In most fantasy roleplaying games, the largest divide between characters tends to be along the lines of whether or not the character has magical powers. Wizards, sorcerers, clerics, druids, etc. all have magic of various kinds while fighters, rogues, monks, etc. rely on physical ability. There are a few character classes that overlap, like paladins and rangers who are primarily martial characters but posses magical powers. This varies by setting and system, of course.

The question I’d like to pose is whether or not it makes sense to divide character classes along the S/N continuum. Does a preference for intuition indicate that intuitive types are natural magic-users?

Here is how Myers characterizes the preference for Sensing:

Individuals who prefer sensing are more likely to trust information that is in the present, tangible, and concrete: that is, information that can be understood by the five senses. They tend to distrust hunches, which seem to come “out of nowhere”. They prefer to look for details and facts. For them, the meaning is in the data.

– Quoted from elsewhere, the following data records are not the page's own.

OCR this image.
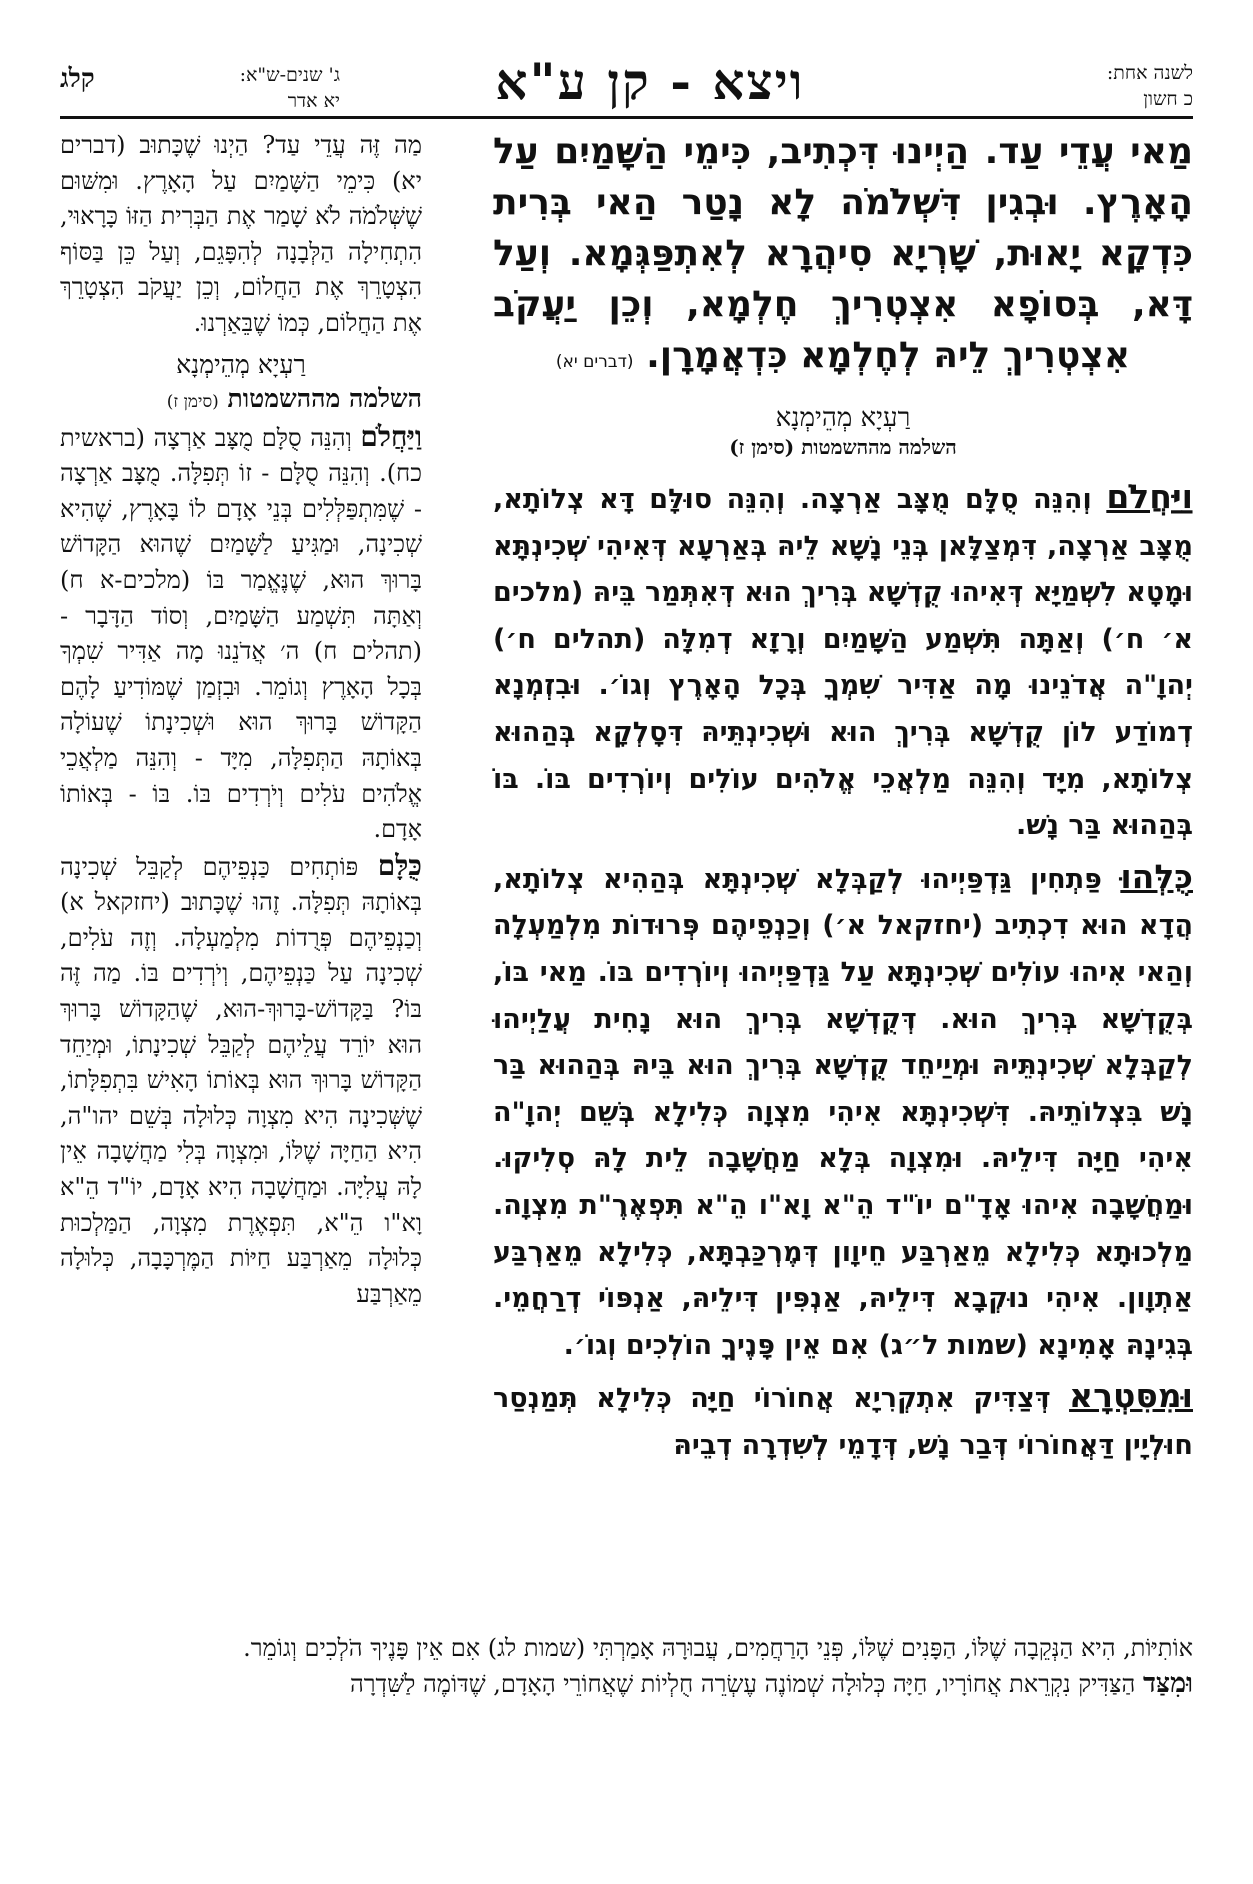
לשנה אחת:
כ חשון
ויצא - קן ע"א
קלג	ג' שנים-ש"א:
יא אדר

מַאי עֲדֵי עַד. הַיְינוּ דִּכְתִיב, כִּימֵי הַשָּׁמַיִם עַל הָאָרֶץ. וּבְגִין דִּשְׁלֹמֹה לָא נָטַר הַאי בְּרִית כִּדְקָא יָאוּת, שָׁרְיָא סִיהֲרָא לְאִתְפַּגְּמָא. וְעַל דָּא, בְּסוֹפָא אִצְטְרִיךְ חֶלְמָא, וְכֵן יַעֲקֹב אִצְטְרִיךְ לֵיהּ לְחֶלְמָא כִּדְאֲמָרָן. (דברים יא)

רַעְיָא מְהֵימְנָא

השלמה מההשמטות (סימן ז)

וַיַּחֲלֹם וְהִנֵּה סֻלָּם מֻצָּב אַרְצָה. וְהִנֵּה סוּלָּם דָּא צְלוֹתָא, מֻצָּב אַרְצָה, דִּמְצַלָּאן בְּנֵי נָשָׁא לֵיהּ בְּאַרְעָא דְּאִיהִי שְׁכִינְתָּא וּמָטָא לִשְׁמַיָּא דְּאִיהוּ קֻדְשָׁא בְּרִיךְ הוּא דְּאִתְּמַר בֵּיהּ (מלכים א׳ ח׳) וְאַתָּה תִּשְׁמַע הַשָּׁמַיִם וְרָזָא דְמִלָּה (תהלים ח׳) יְהוָ"ה אֲדֹנֵינוּ מָה אַדִּיר שִׁמְךָ בְּכָל הָאָרֶץ וְגוֹ׳. וּבִזְמְנָא דְמוֹדַע לוֹן קֻדְשָׁא בְּרִיךְ הוּא וּשְׁכִינְתֵּיהּ דִּסָלְקָא בְּהַהוּא צְלוֹתָא, מִיָּד וְהִנֵּה מַלְאֲכֵי אֱלֹהִים עוֹלִים וְיוֹרְדִים בּוֹ. בּוֹ בְּהַהוּא בַּר נָשׁ.

כֻּלְּהוּ פַּתְחִין גַּדְפַּיְיהוּ לְקַבְּלָא שְׁכִינְתָּא בְּהַהִיא צְלוֹתָא, הֲדָא הוּא דִכְתִיב (יחזקאל א׳) וְכַנְפֵיהֶם פְּרוּדוֹת מִלְמַעְלָה וְהַאי אִיהוּ עוֹלִים שְׁכִינְתָּא עַל גַּדְפַּיְיהוּ וְיוֹרְדִים בּוֹ. מַאי בּוֹ, בְּקֻדְשָׁא בְּרִיךְ הוּא. דְּקֻדְשָׁא בְּרִיךְ הוּא נָחִית עֲלַיְיהוּ לְקַבְּלָא שְׁכִינְתֵּיהּ וּמְיַיחֵד קֻדְשָׁא בְּרִיךְ הוּא בֵּיהּ בְּהַהוּא בַּר נָשׁ בִּצְלוֹתֵיהּ. דִּשְׁכִינְתָּא אִיהִי מִצְוָה כְּלִילָא בְּשֵׁם יְהוָ"ה אִיהִי חַיָּה דִּילֵיהּ. וּמִצְוָה בְּלָא מַחֲשָׁבָה לֵית לָהּ סְלִיקוּ. וּמַחֲשָׁבָה אִיהוּ אָדָ"ם יוֹ"ד הֵ"א וָא"ו הֵ"א תִּפְאֶרֶ"ת מִצְוָה. מַלְכוּתָא כְּלִילָא מֵאַרְבַּע חֵיוָון דְּמֶרְכַּבְתָּא, כְּלִילָא מֵאַרְבַּע אַתְוָון. אִיהִי נוּקְבָא דִּילֵיהּ, אַנְפִּין דִּילֵיהּ, אַנְפּוֹי דְרַחֲמֵי. בְּגִינָהּ אָמִינָא (שמות ל״ג) אִם אֵין פָּנֶיךָ הוֹלְכִים וְגוֹ׳.

וּמִסִּטְרָא דְּצַדִּיק אִתְקְרִיָא אֲחוֹרוֹי חַיָּה כְּלִילָא תְּמַנְסַר חוּלְיָין דַּאֲחוֹרוֹי דְּבַר נָשׁ, דְּדָמֵי לְשִׁדְרָה דְבֵיהּ

מַה זֶּה עֲדֵי עַד? הַיְנוּ שֶׁכָּתוּב (דברים יא) כִּימֵי הַשָּׁמַיִם עַל הָאָרֶץ. וּמִשּׁוּם שֶׁשְּׁלֹמֹה לֹא שָׁמַר אֶת הַבְּרִית הַזּוֹ כָּרָאוּי, הִתְחִילָה הַלְּבָנָה לְהִפָּגֵם, וְעַל כֵּן בַּסּוֹף הִצְטָרֵךְ אֶת הַחֲלוֹם, וְכֵן יַעֲקֹב הִצְטָרֵךְ אֶת הַחֲלוֹם, כְּמוֹ שֶׁבֵּאַרְנוּ.

רַעְיָא מְהֵימְנָא

השלמה מההשמטות (סימן ז)

וַיַּחֲלֹם וְהִנֵּה סֻלָּם מֻצָּב אַרְצָה (בראשית כח). וְהִנֵּה סֻלָּם - זוֹ תְּפִלָּה. מֻצָּב אַרְצָה - שֶׁמִּתְפַּלְּלִים בְּנֵי אָדָם לוֹ בָּאָרֶץ, שֶׁהִיא שְׁכִינָה, וּמַגִּיעַ לַשָּׁמַיִם שֶׁהוּא הַקָּדוֹשׁ בָּרוּךְ הוּא, שֶׁנֶּאֱמַר בּוֹ (מלכים-א ח) וְאַתָּה תִּשְׁמַע הַשָּׁמַיִם, וְסוֹד הַדָּבָר - (תהלים ח) ה׳ אֲדֹנֵנוּ מָה אַדִּיר שִׁמְךָ בְּכָל הָאָרֶץ וְגוֹמֵר. וּבִזְמַן שֶׁמּוֹדִיעַ לָהֶם הַקָּדוֹשׁ בָּרוּךְ הוּא וּשְׁכִינָתוֹ שֶׁעוֹלָה בְּאוֹתָהּ הַתְּפִלָּה, מִיָּד - וְהִנֵּה מַלְאֲכֵי אֱלֹהִים עֹלִים וְיֹרְדִים בּוֹ. בּוֹ - בְּאוֹתוֹ אָדָם.

כֻּלָּם פּוֹתְחִים כַּנְפֵיהֶם לְקַבֵּל שְׁכִינָה בְּאוֹתָהּ תְּפִלָּה. זֶהוּ שֶׁכָּתוּב (יחזקאל א) וְכַנְפֵיהֶם פְּרֻדוֹת מִלְמַעְלָה. וְזֶה עֹלִים, שְׁכִינָה עַל כַּנְפֵיהֶם, וְיֹרְדִים בּוֹ. מַה זֶּה בּוֹ? בַּקָּדוֹשׁ-בָּרוּךְ-הוּא, שֶׁהַקָּדוֹשׁ בָּרוּךְ הוּא יוֹרֵד עֲלֵיהֶם לְקַבֵּל שְׁכִינָתוֹ, וּמְיַחֵד הַקָּדוֹשׁ בָּרוּךְ הוּא בְּאוֹתוֹ הָאִישׁ בִּתְפִלָּתוֹ, שֶׁשְּׁכִינָה הִיא מִצְוָה כְּלוּלָה בְּשֵׁם יהו"ה, הִיא הַחַיָּה שֶׁלּוֹ, וּמִצְוָה בְּלִי מַחֲשָׁבָה אֵין לָהּ עֲלִיָּה. וּמַחֲשָׁבָה הִיא אָדָם, יוֹ"ד הֵ"א וָא"ו הֵ"א, תִּפְאֶרֶת מִצְוָה, הַמַּלְכוּת כְּלוּלָה מֵאַרְבַּע חַיּוֹת הַמֶּרְכָּבָה, כְּלוּלָה מֵאַרְבַּע

אוֹתִיּוֹת, הִיא הַנְּקֵבָה שֶׁלּוֹ, הַפָּנִים שֶׁלּוֹ, פְּנֵי הָרַחֲמִים, עֲבוּרָהּ אָמַרְתִּי (שמות לג) אִם אֵין פָּנֶיךָ הֹלְכִים וְגוֹמֵר.

וּמִצַּד הַצַּדִּיק נִקְרֵאת אֲחוֹרָיו, חַיָּה כְּלוּלָה שְׁמוֹנֶה עֶשְׂרֵה חֻלְיוֹת שֶׁאֲחוֹרֵי הָאָדָם, שֶׁדּוֹמֶה לַשִּׁדְרָה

Here is how Myers describes the preference for Intuition:

Those who prefer intuition tend to trust information that is more abstract or theoretical, that can be associated with other information (either remembered or discovered by seeking a wider context or pattern). They may be more interested in future possibilities. For them, the meaning is in the underlying theory and principles which are manifested in the data.

On the one hand, magic seems like the sort of thing that would make sense to someone with a natural inclination towards the abstract and the theoretical. Magic is abstract by its very nature . . . except when it isn’t. D&D shows this divide when it comes to the two primary arcane magic-users. The wizard approaches magic in a logical, rules-based way; spells are learned from books and cast through performing the proper incantations. Sorcerers, on the other hand, derive their magic from their own selves, whether through latent power in their blood or through inspiration or intuition or whatever other means. In other words, one could argue that wizards are Sensors while sorcerers are iNtuitives.

And that’s just between two arcane characters. What about somebody like the D&D druid? In Third Edition, the druid is a spellcaster, but instead of using arcane magic, they use divine magic like a cleric, but unlike the cleric (who draws that magic from a deity), the druid derives power from the natural world (which might be what led to the creation of primal magic in Fourth Edition). Regardless, the druid is a nature mage. But is nature-mage the preference of a Sensor or iNtuitive? Concrete or abstract?

What do you think? Does intuitive seem a characteristic for spellcasting character classes? Or do the different discrepancies and conflicts prove that it’s too varied to say for certain, and that mages are just like everybody else; some are intuitive, some are sensory?